Unofficial Mass Balance reports suggest Faboo continued slowly southeast today. It will be interesting to see if Faboo heads back north when south winds are forecast, Sunday.
SUNDAY DMI MAPS


Just because I am forsed to take a break from studying these maps is no reason for the maps to take a break, and I can see they’ve been busy since I last looked. Where WSib1 and FG4 were doing a demure Fujiwhara dance towards Bering Strait it looks like someone spiked the ouch and they got rowdy, and FG4 flung ESib1 right off the dance floor and along the coast of Alaska, as it staggered backwards down to the coast of Siberia. I guess it is a sort of “mash pit” pattern.

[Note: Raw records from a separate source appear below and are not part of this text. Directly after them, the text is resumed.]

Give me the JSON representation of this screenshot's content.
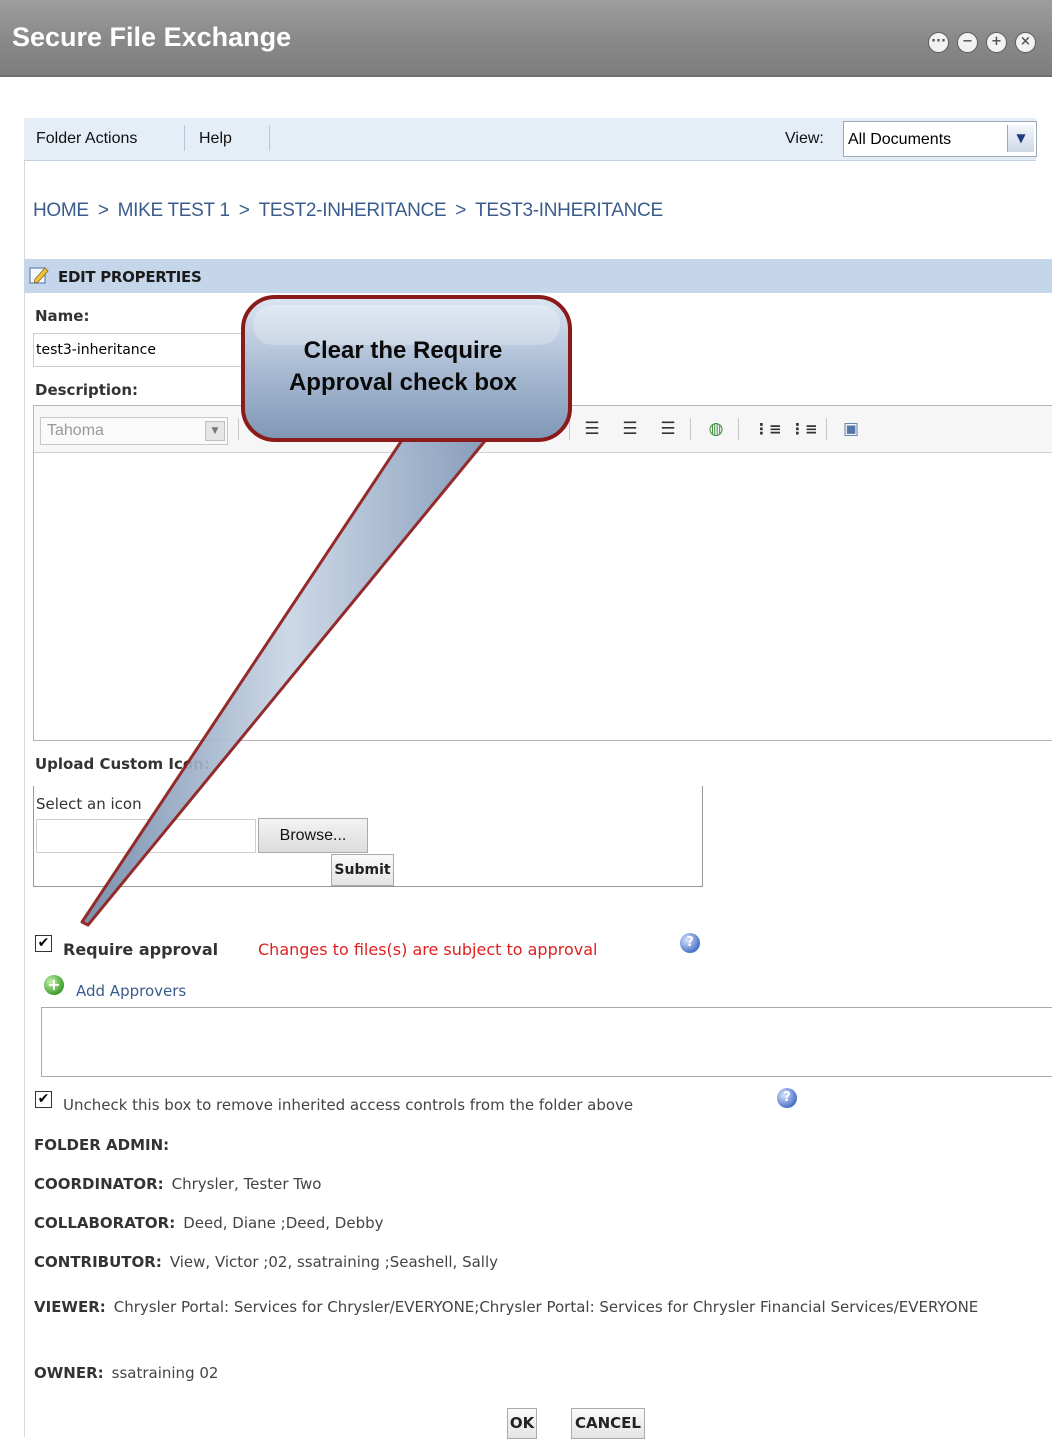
{
  "window": {
    "title": "Secure File Exchange",
    "buttons": [
      "···",
      "−",
      "+",
      "×"
    ]
  },
  "toolbar": {
    "folder_actions": "Folder Actions",
    "help": "Help",
    "view_label": "View:",
    "view_value": "All Documents"
  },
  "breadcrumb": {
    "items": [
      "HOME",
      "MIKE TEST 1",
      "TEST2-INHERITANCE",
      "TEST3-INHERITANCE"
    ],
    "separator": ">"
  },
  "section": {
    "title": "EDIT PROPERTIES"
  },
  "form": {
    "name_label": "Name:",
    "name_value": "test3-inheritance",
    "description_label": "Description:",
    "font_value": "Tahoma",
    "upload_label": "Upload Custom Icon:",
    "select_icon": "Select an icon",
    "browse": "Browse...",
    "submit": "Submit",
    "require_approval_label": "Require approval",
    "require_approval_checked": true,
    "approval_note": "Changes to files(s) are subject to approval",
    "add_approvers": "Add Approvers",
    "inherit_label": "Uncheck this box to remove inherited access controls from the folder above",
    "inherit_checked": true
  },
  "roles": {
    "folder_admin": {
      "label": "FOLDER ADMIN:",
      "value": ""
    },
    "coordinator": {
      "label": "COORDINATOR:",
      "value": "Chrysler, Tester Two"
    },
    "collaborator": {
      "label": "COLLABORATOR:",
      "value": "Deed, Diane ;Deed, Debby"
    },
    "contributor": {
      "label": "CONTRIBUTOR:",
      "value": "View, Victor ;02, ssatraining ;Seashell, Sally"
    },
    "viewer": {
      "label": "VIEWER:",
      "value": "Chrysler Portal: Services for Chrysler/EVERYONE;Chrysler Portal: Services for Chrysler Financial Services/EVERYONE"
    },
    "owner": {
      "label": "OWNER:",
      "value": "ssatraining 02"
    }
  },
  "actions": {
    "ok": "OK",
    "cancel": "CANCEL"
  },
  "callout": {
    "line1": "Clear the Require",
    "line2": "Approval check box"
  },
  "colors": {
    "accent_red": "#e02020",
    "link_blue": "#3a5c8c",
    "callout_border": "#8b1a1a"
  }
}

Mwanwhile, back in Fram Strait, the slow development of a ridge of high pressure up the middle of the north Atlantic, and the resultant “wrong way” flow in Fram Strait, has proceeded with somewhat annoying slowness, as it was suppose to be started by now but is just getting going. Some milder and and moister air will surge north in this flow from the south, and as it clashes with the very cold up at the top of Fram Strait it will fuel the redevelopment of a low that has undergone morphistication, transiting Greenland, and this low will be the next frammerjammer. As it departs it may reverse the winds to north in Fram Strait, or it may close the top with winds from the west. That will be interesting to watch, However this low, (which I might as well call “FG5” even though its origins differ from the prior four), will curl up to the Pole from the Siberian side and likely be the big shot on the top of the planet by Friday.
I’m not sure how O-buoy 9 will handle all the shifting of wind and ice, At this point it is our lone surviving O-buoy from the spring, as O-buoy 10 shows no sighs of coming back to life. Therefore enjoy O-buoy 9’s pictures, as they be its last.

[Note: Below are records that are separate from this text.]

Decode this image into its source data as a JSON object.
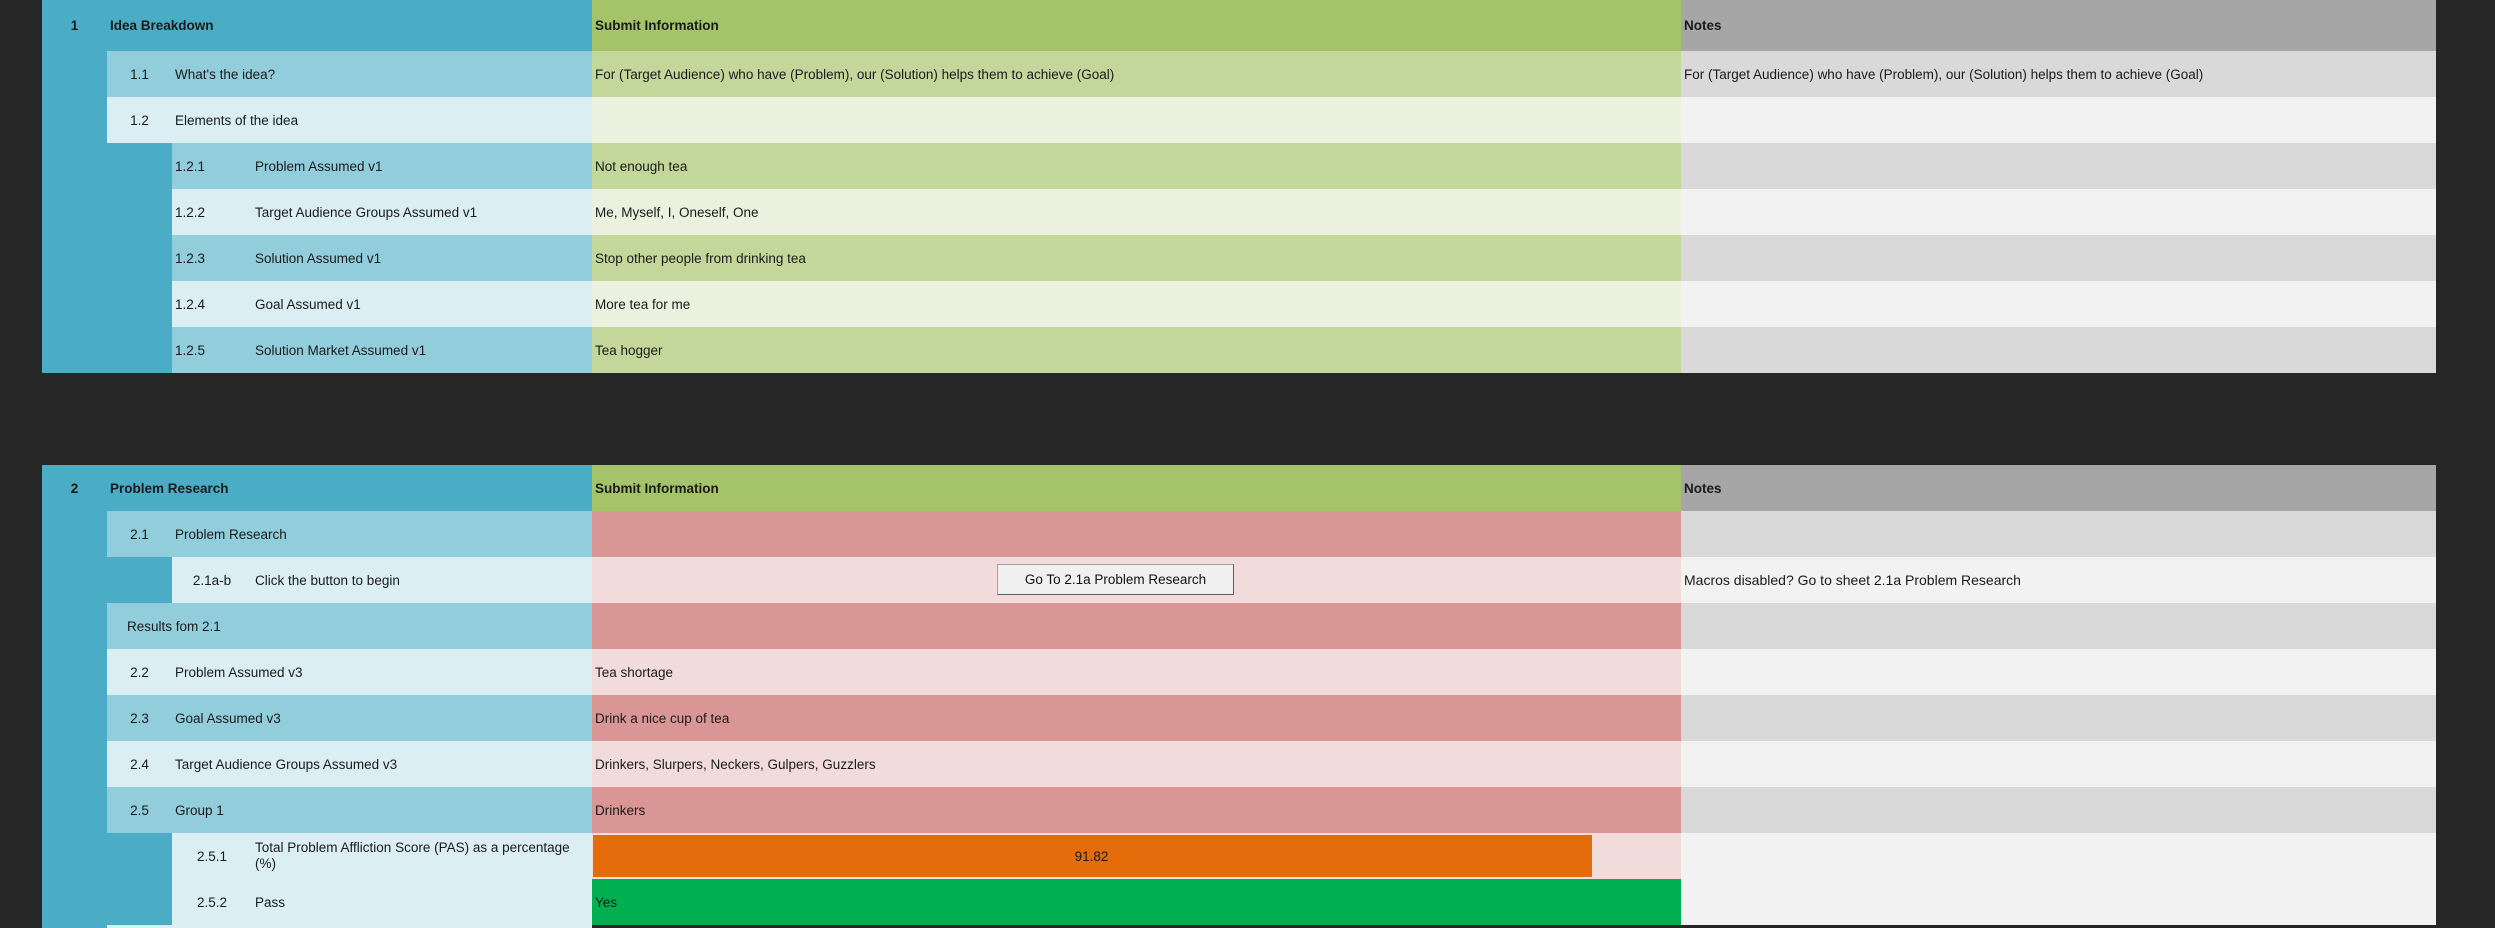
{
  "section1": {
    "number": "1",
    "title": "Idea Breakdown",
    "submit_header": "Submit Information",
    "notes_header": "Notes",
    "rows": [
      {
        "num": "1.1",
        "label": "What's the idea?",
        "value": "For (Target Audience) who have (Problem), our (Solution) helps them to achieve (Goal)",
        "note": "For (Target Audience) who have (Problem), our (Solution) helps them to achieve (Goal)"
      },
      {
        "num": "1.2",
        "label": "Elements of the idea",
        "value": "",
        "note": ""
      },
      {
        "num": "1.2.1",
        "label": "Problem Assumed v1",
        "value": "Not enough tea",
        "note": ""
      },
      {
        "num": "1.2.2",
        "label": "Target Audience Groups Assumed v1",
        "value": "Me, Myself, I, Oneself, One",
        "note": ""
      },
      {
        "num": "1.2.3",
        "label": "Solution Assumed v1",
        "value": "Stop other people from drinking tea",
        "note": ""
      },
      {
        "num": "1.2.4",
        "label": "Goal Assumed v1",
        "value": "More tea for me",
        "note": ""
      },
      {
        "num": "1.2.5",
        "label": "Solution Market Assumed v1",
        "value": "Tea hogger",
        "note": ""
      }
    ]
  },
  "section2": {
    "number": "2",
    "title": "Problem Research",
    "submit_header": "Submit Information",
    "notes_header": "Notes",
    "rows": [
      {
        "num": "2.1",
        "label": "Problem Research",
        "value": "",
        "note": ""
      },
      {
        "num": "2.1a-b",
        "label": "Click the button to begin",
        "value": "",
        "note": "Macros disabled? Go to sheet 2.1a Problem Research"
      },
      {
        "num": "",
        "label": "Results fom 2.1",
        "value": "",
        "note": ""
      },
      {
        "num": "2.2",
        "label": "Problem Assumed v3",
        "value": "Tea shortage",
        "note": ""
      },
      {
        "num": "2.3",
        "label": "Goal Assumed v3",
        "value": "Drink a nice cup of tea",
        "note": ""
      },
      {
        "num": "2.4",
        "label": "Target Audience Groups Assumed v3",
        "value": "Drinkers, Slurpers, Neckers, Gulpers, Guzzlers",
        "note": ""
      },
      {
        "num": "2.5",
        "label": "Group 1",
        "value": "Drinkers",
        "note": ""
      },
      {
        "num": "2.5.1",
        "label": "Total Problem Affliction Score (PAS) as a percentage (%)",
        "value": "91.82",
        "note": ""
      },
      {
        "num": "2.5.2",
        "label": "Pass",
        "value": "Yes",
        "note": ""
      }
    ],
    "button_label": "Go To 2.1a Problem Research",
    "pas_bar_fraction": 0.9182
  },
  "colors": {
    "pas_bar": "#e46c0a",
    "pass_yes": "#00b050"
  }
}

I would conclude this post with a report on Faboo, but even faithful Faboo has been afflicted by the mash-pit mentality of the autumnal Pole, and we have no official reports since Thursday, and a picture that continues to show a seriously frosted lens. Therefore we will conclude with a snowcover map of the north, showing we cannot hope to escape winter this year, as already snow is starting to blanket both Siberia and Alaska. Fairbanks Alaska reported a snowfall of over six inches, which is early for them, as their average high temperature now should be up around 45°F (+7.2°C).
Notice that the above map not only shows “The Slot” on the ice-cover of the Beaufort Sea, but a couple of smaller “slots” north of the East Siberian Sea and the Laptev Sea. Perhaps the slots are the true schitzophenia of the Poles this autumn. The center of the Pole is thicker and firmer, as the coastal waters are ice-free and milder, but between the two is a wilderness of two minds.